Does Cross Tuning (specifically AEAE) damage my instrument?
I am working on fiddle tunes, and a number of them benefit from cross tuning the instrument, yielding better resonance and/or the ability to play more drones. Specifically, cross tuning to AEAE is popular for fiddle tunes in the key of A. I am surprised at the amount of additional tension that I need to add to the G and D strings to bring them up a full tone. Therefore, I won’t crosstune my primary (wood) instrument. Instead, I use my Glasser carbon fiber violin for this purpose. Of course, the Glasser doesn’t have the tone of my primary instrument. Am I being overly cautious here?
A related issue - I am using EP greens on the Glasser, which by the way, really adds some life to the carbon fiber. The EPs are already high tension. I am wondering if I am shortening the life of the EP greens by leaving the instrument tuned to AEAE for an extended period of time. Thoughts?
I guess you could switch to lower-tension or weich strings for the two up-tuned strings if you were concerned. I don't know how much a whole step increases downward pressure on your bridge but it might be significant.
The instrument will be fine.
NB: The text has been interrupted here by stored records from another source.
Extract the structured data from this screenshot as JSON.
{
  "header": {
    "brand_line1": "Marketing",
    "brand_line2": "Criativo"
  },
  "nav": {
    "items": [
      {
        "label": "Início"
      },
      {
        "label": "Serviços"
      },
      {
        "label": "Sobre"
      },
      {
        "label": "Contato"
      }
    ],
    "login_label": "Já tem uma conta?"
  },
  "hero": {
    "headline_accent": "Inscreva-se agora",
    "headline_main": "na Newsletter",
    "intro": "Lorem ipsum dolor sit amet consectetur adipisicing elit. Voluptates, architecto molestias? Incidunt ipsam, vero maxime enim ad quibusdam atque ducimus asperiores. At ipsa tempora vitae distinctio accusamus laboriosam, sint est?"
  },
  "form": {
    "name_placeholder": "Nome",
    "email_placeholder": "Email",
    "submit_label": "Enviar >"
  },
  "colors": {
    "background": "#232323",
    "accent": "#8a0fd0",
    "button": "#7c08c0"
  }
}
The strings should be too, but given my experience with EP greens a couple years back, just breathing on them wrong can cause the windings to fail.
I occasionally play Cape Breton fiddle tunes with that tuning. I use a less valuable instrument for the purpose, an old German factory violin from about 1900 (which incidentally has no corner blocks) and some strings that are well used and past their prime for the up-tuned bass notes. Any decent synthetic strings will do -- at present I've got it set up with some old Tonicas, but I've also used Dominants. The violin does not seem to have suffered at all, and it's amazing how resonant and powerful it sounds for the purpose. You can find some excellent Baroque music in Scordatura tunings, BTW, the Biber Rosary Sonatas for e.g., and the violin sounds good for that too. Old time fiddlers often kept a separate fiddle set up for this purpose, since tuning up a full step on the G & D is rather destabilizing for the strings, and it takes a while to re-tune back to normal. Something you don't want to try at a performance.
A final thought -- I tune it down to normal between sessions, just to ease the tension on the violin. But tuning it up a full step and down again will certainly shorten the life expectancy of the strings. Which is why I use an old pair that are past their prime anyway, for the bass strings in AEAE tuning.
Cross-tuning to AEAE shouldn’t harm the instrument, provided it’s in good shape. If you’re retuning frequently, the strings may wear out faster. I would advise against Evahs for this purpose, though.
To add to what Parker says, Dominants are quite low tension, aren't they, so tuning a G up to A and a D up to E mightn't be bad. I have a spreadsheet with which I can calculate the actual increase in tension, but I haven't used it for a long time, so I don't know how long it would take me to get used to using it again. Paganini's tuning his whole violin up a semitone may have resulted in greater tension increase, but since he was using gut, that may be academic. AEAE may perhaps initially twist the bridge unless you realign it if necessary. And I'm not sure about the bass strings being the opposite side from the soundpost.
Some years ago we were performing a Mahler symphony, I forget which one - it was a long time ago - but in one of the movements it requires the CM to play a solo on a violin tuned up a half-tone (or full tone?), the purpose apparently being to imitate the screechings of a folk fiddle. There was no way our CM was going to subject his pre-1700 violin to that treatment, or to borrow a violin from someone else for that matter. So his wife, a school music teacher, acquired a wire-strung VSO from the school's music department. Strung up to the required pitch the VSO did a convincing imitation of a rustic fiddle, and didn't actually collapse doing it, but the CM said afterwards it was a near thing!
The violin isn't a ticking time bomb, you know. You could go a lot higher than a semitone without needing to worry about the top or neck or tailgut. Any plain steel string would probably break fairly quickly, though.
"Screechings of a folk fiddle"?? Hmm.
Coincidentally I've just read about Carnatic music in the Cambridge Companion to the Violin, and it is common to tune violas to DADA. However, the pitch is not absolute, and CGCG is also possible (to paraphrase), so, unless you have to tune your violin to AEAE, you could go for safety and tune it GDGD.
Thanks for all of the input. I will leave the Glasser carbon fiber violin tuned up to AEAE with the EP greens. When they go flat, I will switch to lower tension strings. I have no worries about the Glasser, as it it built like a tank. I do like having an instrument at the ready in AEAE as it works very well with fiddle tunes in the key of A. Many of these have most of the melody on the A and E strings anyway. This permits the use of a drone on the string above or below the string playing the melody. Also, you can often drop down a complete octave for variation. And the resonance within the instrument is a bonus. Now I need to find a double violin case to carry both the Glasser and my primary instrument!